Weekly Answers To Frequently Asked Questions

Why is organic food so expensive?

When I asked a green grocer at my local organic shop why were the two tomatoes I was purchasing so expensive, the response was, "well they're organic that's why". This type of attitude does a disservice to organic food. Does it really have to be so expensive?

Organic foods are currently more expensive for a number of reasons.

Firstly, the yields are on average between 10 and 20% lower than in conventional agriculture and, with some crops (potatoes, for example), it may be as much as 40% lower.

Also, production costs are higher in organic farming. For example, organic farmers don't use herbicides so they have to weed some crops, such as onions and carrots, by hand. Such a labour intensive method contributes to a more expensive product.

This explains why organic foods are currently more expensive, and also why the differences in price are more for some foods (e.g. potatoes) than for others (e.g. mushrooms). However, this explanation is very simplistic as it doesn't take into account the hidden costs associated with food production.

The cost to the environment
Agricultural practices that make use of pesticides and fertilisers can be expensive because of the harmful effect they have on the human health and the environment. The price we pay for our food does not take into account the cost of solving these problems – we pay for those indirectly through tax, which the government then uses to try and limit the damage inflicted by agriculture.

Some scientists have estimated that the use of just one agrochemical (methyl-bromide) contributes to more than 20% of the global ozone depletion. This in turn is estimated to double the incidence of skin cancer globally.

Our taxes are then used to pay for operations and the care of terminally ill patients.
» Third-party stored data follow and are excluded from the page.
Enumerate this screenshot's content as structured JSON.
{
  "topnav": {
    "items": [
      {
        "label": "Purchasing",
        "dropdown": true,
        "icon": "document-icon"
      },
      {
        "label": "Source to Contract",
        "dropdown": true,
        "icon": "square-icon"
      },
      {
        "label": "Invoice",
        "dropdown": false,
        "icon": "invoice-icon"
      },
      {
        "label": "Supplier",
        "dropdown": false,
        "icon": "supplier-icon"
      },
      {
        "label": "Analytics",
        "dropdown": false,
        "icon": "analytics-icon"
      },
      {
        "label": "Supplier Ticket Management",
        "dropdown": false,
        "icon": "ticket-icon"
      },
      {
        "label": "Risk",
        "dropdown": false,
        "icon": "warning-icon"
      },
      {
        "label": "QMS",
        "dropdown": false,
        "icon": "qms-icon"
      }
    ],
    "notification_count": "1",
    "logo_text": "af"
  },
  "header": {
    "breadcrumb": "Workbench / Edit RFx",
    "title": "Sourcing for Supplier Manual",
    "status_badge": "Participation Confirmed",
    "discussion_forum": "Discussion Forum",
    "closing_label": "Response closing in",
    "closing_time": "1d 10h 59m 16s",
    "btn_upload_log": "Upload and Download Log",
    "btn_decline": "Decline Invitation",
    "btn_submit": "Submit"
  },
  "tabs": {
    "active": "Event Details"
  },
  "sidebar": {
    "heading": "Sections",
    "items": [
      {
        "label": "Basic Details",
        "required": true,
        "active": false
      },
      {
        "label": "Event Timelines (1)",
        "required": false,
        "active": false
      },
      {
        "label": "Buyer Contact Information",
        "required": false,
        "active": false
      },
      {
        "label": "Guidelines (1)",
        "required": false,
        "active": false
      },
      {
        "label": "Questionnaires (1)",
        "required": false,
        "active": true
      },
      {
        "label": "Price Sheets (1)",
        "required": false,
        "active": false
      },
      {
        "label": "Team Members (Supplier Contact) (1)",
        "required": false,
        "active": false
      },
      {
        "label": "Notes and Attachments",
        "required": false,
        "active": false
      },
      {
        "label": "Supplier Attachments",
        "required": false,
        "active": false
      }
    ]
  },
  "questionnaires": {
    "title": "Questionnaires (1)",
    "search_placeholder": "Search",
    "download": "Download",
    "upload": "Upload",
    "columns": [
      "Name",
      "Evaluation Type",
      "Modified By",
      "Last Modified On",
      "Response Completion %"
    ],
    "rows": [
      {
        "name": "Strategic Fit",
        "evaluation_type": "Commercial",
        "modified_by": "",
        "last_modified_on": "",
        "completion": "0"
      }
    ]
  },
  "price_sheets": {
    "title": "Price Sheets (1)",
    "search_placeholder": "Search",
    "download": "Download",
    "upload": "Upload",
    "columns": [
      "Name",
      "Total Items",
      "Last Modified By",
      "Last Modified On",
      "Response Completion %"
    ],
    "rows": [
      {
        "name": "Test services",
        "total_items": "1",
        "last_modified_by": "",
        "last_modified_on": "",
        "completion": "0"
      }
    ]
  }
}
This money is currently not added to the cost of producing crops (such as strawberries) using methyl-bromide. If the environmental cost were accounted for, organic strawberries would be cheaper than conventional ones.

The cost of reducing nitrate levels in drinking water amounts to many millions of pounds. Organic farming systems were repeatedly shown to produce significantly lower nitrate pollution than conventional farming; this reducing the water companies costs. However, we pay for water treatment through our taxes, rather than charging farms proportionately to the amount of pollution they create. If we did, organic food would be become cheaper than conventional foods.

There are many more examples, all of which amount to the same conclusion:

We are currently subsidising conventional farming by not charging farmers for the negative effects of their production methods. This creates an artificially low price for conventional foods and artificially high price premium for organic foods.

Thankfully, there is some hope on the horizon, EU and UK politicians are increasingly acknowledging this imbalance and are discussing proposals to correct it. This will involve either introducing 'pesticide taxes' for farming methods that damage the environment or rewarding organic farmers for environmentally friendly practices. If this becomes a reality, the net effect for the consumer will be that the price differential between organic and conventional food will be reduced.